For the Giro d'Italia and other motorcycle races, Ceccato built the first engine designed by Fabio Taglioni, a 75 cc OHC single engine developed with the help of Taglioni's students at the Technical Institute.

The company operated in the motorcycle sector until the 1960s, but continued to successfully produce superchargers and grew over the years.
Today Ceccato is a major player in the global compressed air market.
Moto Guazzoni was founded in Milan in 1935 by Aldo Guazzoni, an experienced mechanic, engineer and motorcycle dealer, and operated as a manufacturer of mopeds and motorcycles until the late 1970s
The company initially started with the production of mopeds, but then concentrated on the production of practical tricycles.

In the mid-1950s, Guazzoni introduced a 200 cc four-stroke overhead cam engine.

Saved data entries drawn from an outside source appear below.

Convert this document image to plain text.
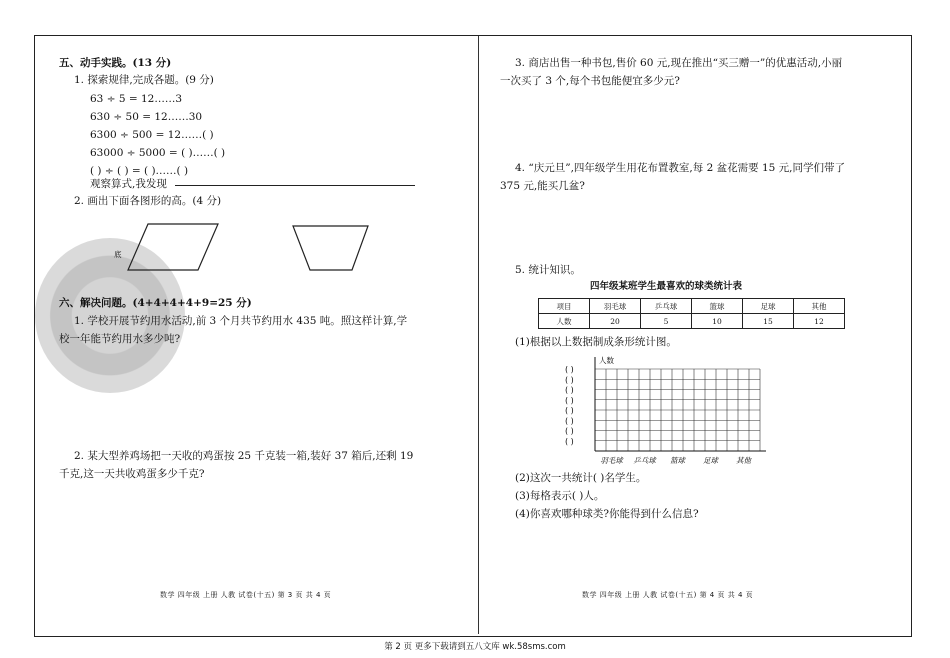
五、动手实践。(13 分)
1. 探索规律,完成各题。(9 分)
63 ÷ 5 = 12……3
630 ÷ 50 = 12……30
6300 ÷ 500 = 12……( )
63000 ÷ 5000 = ( )……( )
( ) ÷ ( ) = ( )……( )
观察算式,我发现
2. 画出下面各图形的高。(4 分)
底
六、解决问题。(4+4+4+4+9=25 分)
1. 学校开展节约用水活动,前 3 个月共节约用水 435 吨。照这样计算,学
校一年能节约用水多少吨?
2. 某大型养鸡场把一天收的鸡蛋按 25 千克装一箱,装好 37 箱后,还剩 19
千克,这一天共收鸡蛋多少千克?
数学 四年级 上册 人教 试卷(十五) 第 3 页 共 4 页
3. 商店出售一种书包,售价 60 元,现在推出“买三赠一”的优惠活动,小丽
一次买了 3 个,每个书包能便宜多少元?
4. “庆元旦”,四年级学生用花布置教室,每 2 盆花需要 15 元,同学们带了
375 元,能买几盆?
5. 统计知识。
四年级某班学生最喜欢的球类统计表
项目	羽毛球	乒乓球	篮球	足球	其他
人数	20	5	10	15	12
(1)根据以上数据制成条形统计图。
( )
( )
( )
( )
( )
( )
( )
( )
人数
羽毛球 乒乓球 篮球 足球 其他
(2)这次一共统计( )名学生。
(3)每格表示( )人。
(4)你喜欢哪种球类?你能得到什么信息?
数学 四年级 上册 人教 试卷(十五) 第 4 页 共 4 页
第 2 页 更多下载请到五八文库 wk.58sms.com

However, Guazzoni turned back to oil burners and developed a variety of powerful racing engines with small displacement, including a particularly fast tenth of a liter two-stroke racing engine that completely dominated the competition at Monza in '55 and '56 and reportedly set between 20 and 30 world records set up. In 1960, the crisis in the motorcycle market overwhelmed many Italian companies such as Bianchi, Parilla and Rumi.

However, the Guazzoni company remained unaffected. The small Milan-based company saved itself by drastically reducing motorcycle production and turning instead to the market for go-karts and outboard motors. Production stalled in 1976 when Aldo Guazzoni was struck by a serious illness that would lead to his death two years later.